# CinePaint mit Startschwierigkeiten



## LRK (27. Mai 2007)

Mahlzeit,
vor kurzem hörte ich erstmals was von diesem ominösen CinePaint und dachte mir mal, wenn das Freeware ist und es soviel leistet, dass das sogar die Filmindustrie schonmal  im Auge hat, dann probier ich das doch einfach mal selbst aus. Also in die Wikipedia geschaut und nach den offiziellen Downloads geguckt.

So, meine bisherigen Erfahrungen sind aber sehr ernüchternd:
Als erstes fand ich eine Version 0.1.8... und installierte diese. Das Teil funktionierte aber mal gar nicht. Immer wenn ich versuchte ein Bild zu öffnen fror das gesamte Programm ein. Also hab' ich es deinstalliert und nach einer anderen Version geschaut. Als nächstes fiel mir Glasgow 0.2a in die Hände. Dies enthielt CinePaint im lauffertigen Zustand ohne, dass man es installieren musste. So, diese Version läuft auch soweit, nur gibt es dabei keine nur einen kleinen Haufen Plugins. Man kann lediglich JPEGs und TIFFs öffnen und speichern. Werkzeuge anwenden geht irgendwie auch nicht aber die Konsole im Hintergrund schreibt fleissig weiter rätselhafte Texte. Hilfedateien oder Ähnliches gibt es nicht. Als Letztes habe ich v 0.22 von Sourceforge geladen aber in diesem Paket befindet sich nichtmal eine EXE.

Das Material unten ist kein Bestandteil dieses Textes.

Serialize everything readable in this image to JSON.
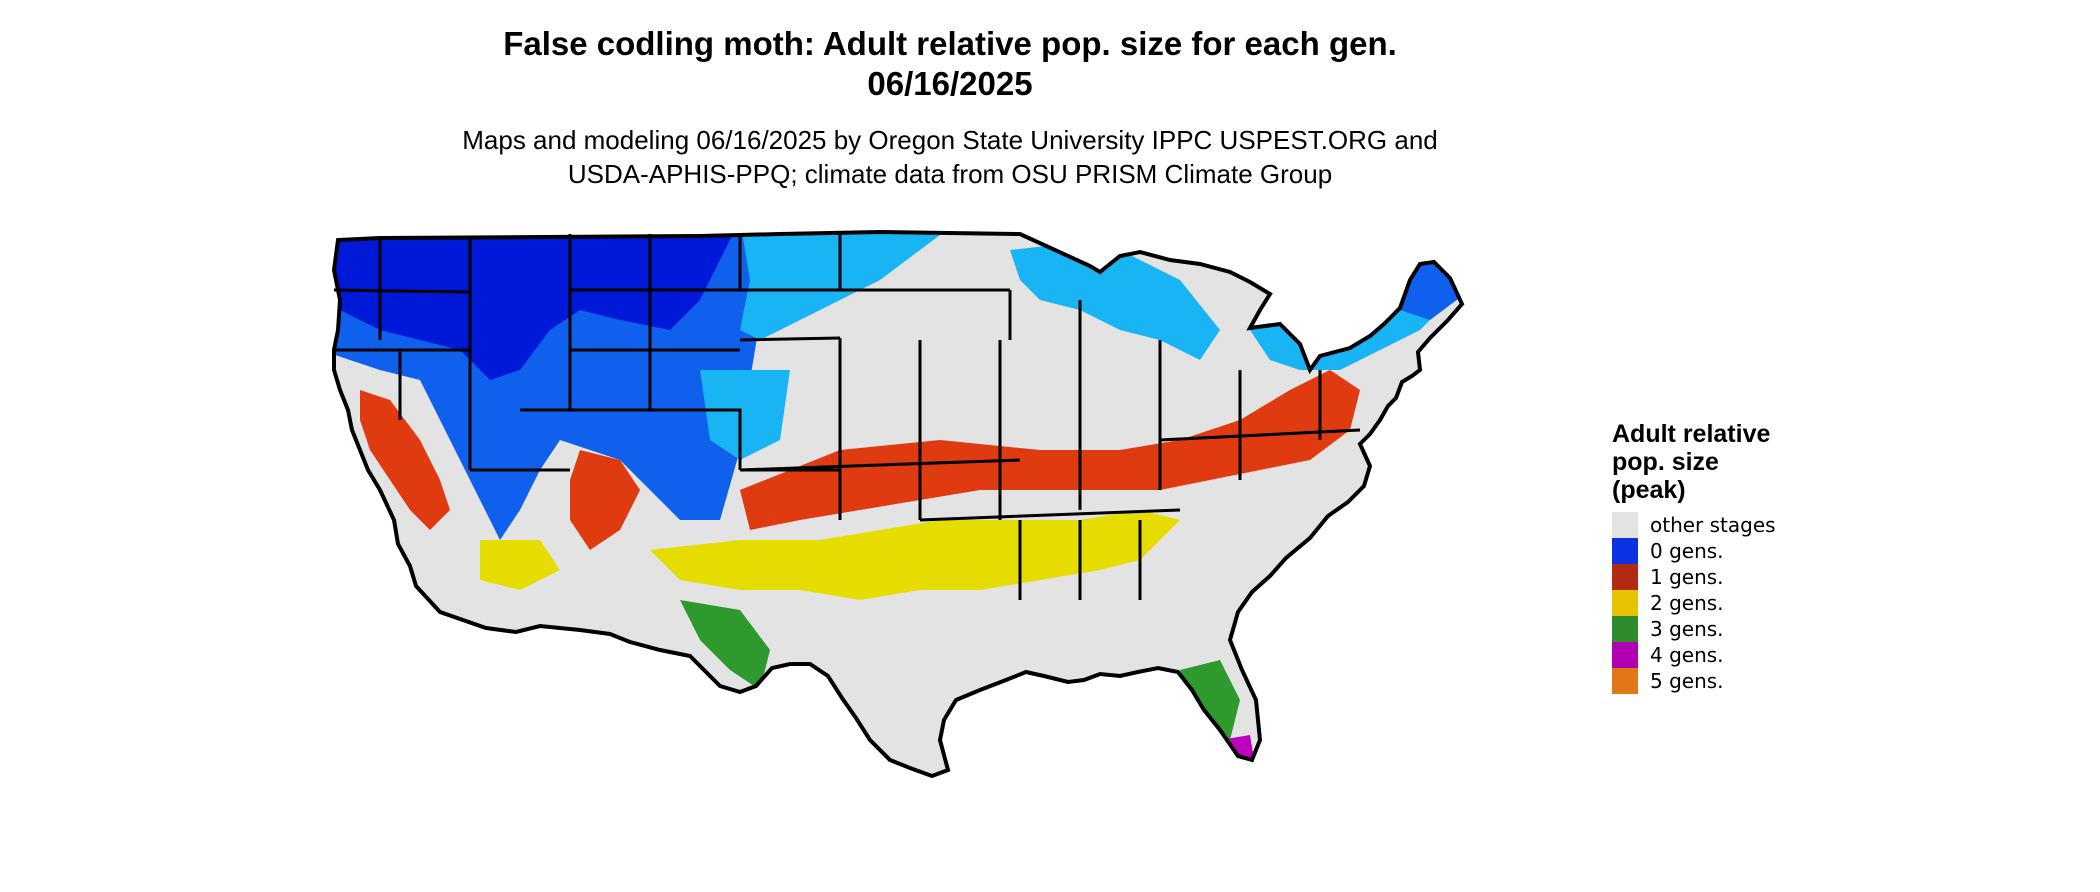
{
  "title": {
    "line1": "False codling moth: Adult relative pop. size for each gen.",
    "line2": "06/16/2025"
  },
  "subtitle": {
    "line1": "Maps and modeling 06/16/2025 by Oregon State University IPPC USPEST.ORG and",
    "line2": "USDA-APHIS-PPQ; climate data from OSU PRISM Climate Group"
  },
  "legend": {
    "title_lines": [
      "Adult relative",
      "pop. size",
      "(peak)"
    ],
    "items": [
      {
        "label": "other stages",
        "color": "#e3e3e3"
      },
      {
        "label": "0 gens.",
        "color": "#0a32e0"
      },
      {
        "label": "1 gens.",
        "color": "#b22a14"
      },
      {
        "label": "2 gens.",
        "color": "#e6c300"
      },
      {
        "label": "3 gens.",
        "color": "#2e8b2e"
      },
      {
        "label": "4 gens.",
        "color": "#b000b0"
      },
      {
        "label": "5 gens.",
        "color": "#e07818"
      }
    ]
  },
  "map_colors": {
    "background": "#e3e3e3",
    "zero_dark": "#0018d8",
    "zero_mid": "#1060ee",
    "zero_light": "#18b4f4",
    "one": "#e03a10",
    "two": "#e6dc00",
    "three": "#2e9a2e",
    "four": "#c000c0",
    "border": "#000000"
  }
}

So, könnte mich mal jemand aufklären, was ich falsch mache? Muss ich mir das Progamm erst umständlich und komponentenweise zusammensuchen? Ich hab' grad keinen Plan, was das Ganze soll... Hilfe bitte.


----------



## Dennis Wronka (27. Mai 2007)

CinePaint ist ein Gimp-Fork. Ich hab es vor einer Weile auch mal installiert und fand es recht enttaeuschend. Auf einen kurzen Blick konnte ich nichts aufregendes entdecken was mir der Gimp nicht bieten wuerde. Vielleicht hab ich auch einfach nicht richtig geguckt.
Dass es sich um einen Gimp-Fork handelt ist uebrigens offensichtlich, das GUI entspricht einer aelteren Gimp-Version ziemlich genau.
Ich hab es noch drauf und werde auch nochmal schauen ob ich irgendwas finde was im Gimp nicht dabei ist.
Ich meld mich dann nochmal.


----------